Si los amos se encontraban por el campo como ocurría la mitad del año  nos tocaba a mi hermano y a mí aparejar la burra, recoger el serón que nos preparaba la abuela con las sopas en un perol para todos los ausentes junto con una tortilla recién hecha, meterlo en la alforja y al camino. Pero ¿a qué camino? Había muchos y malos casi tantos como pequeñas y escondidas tierras. Era lioso incluso explicar el itinerario: cogéis el camino de tal, pasáis la reguera de cual, subís la cuesta y a la derecha ya  veis las parejas  a lo lejos porque están la tierra de arenales, por ejemplo, nos repetían la noche anterior.

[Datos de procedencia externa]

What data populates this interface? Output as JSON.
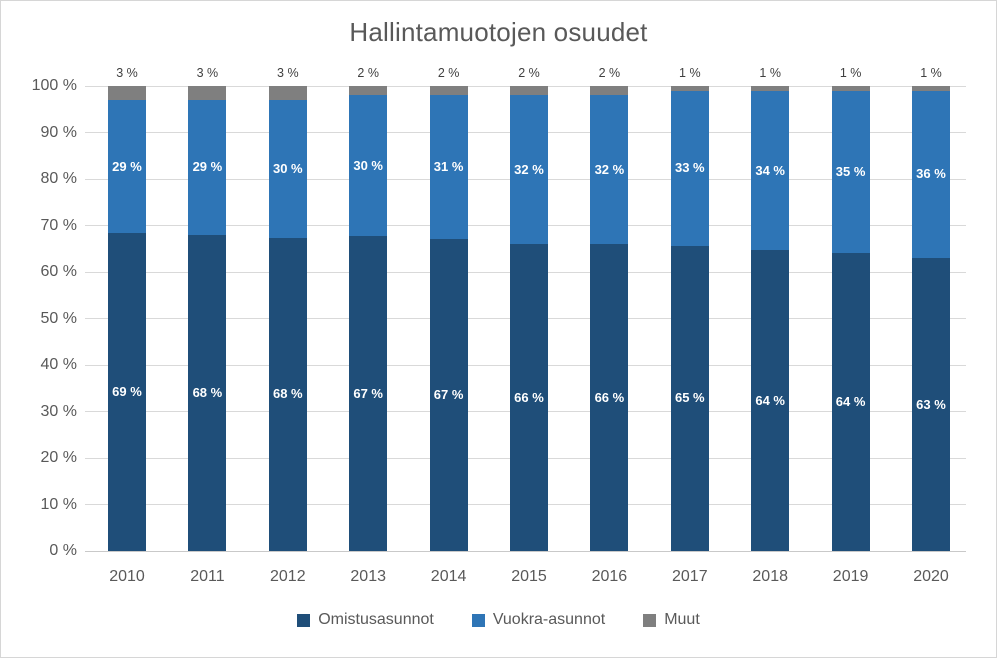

Y así un día y otro, hasta que mi hermano y yo fuimos creciendo y conociendo el campo. Pero me parece que, pequeños o mayores, nunca nos perdimos, nunca dejamos sin almorzar a los aradores, nunca  volvimos con el almuerzo entero  para casa. Aunque alguna duda me queda hoy si el mérito fue nuestro o de la burra que conocía las tierras bien y que por la mañana al salir de casa mi padre la decía a la oreja dónde tenía que llevar hoy a nosotros y al almuerzo. De aquellos burros se puede pensar cualquier cosa buena, y que le contestaba con una mirada y moviendo las orejas, y hasta puede que le sonriera con cierta sorna como diciendo “eso déjalo de mi cuenta, jefe”.
 
Cuando leo lo arriba escrito me parece que el título sería más apropiado si dijera que “Así era mi abuela”, pues ella ocupa la parte central  y más bondadosa del artículo. Con eso se dará por conforme, es suficiente para quien no se ocupaba más que de trabajar.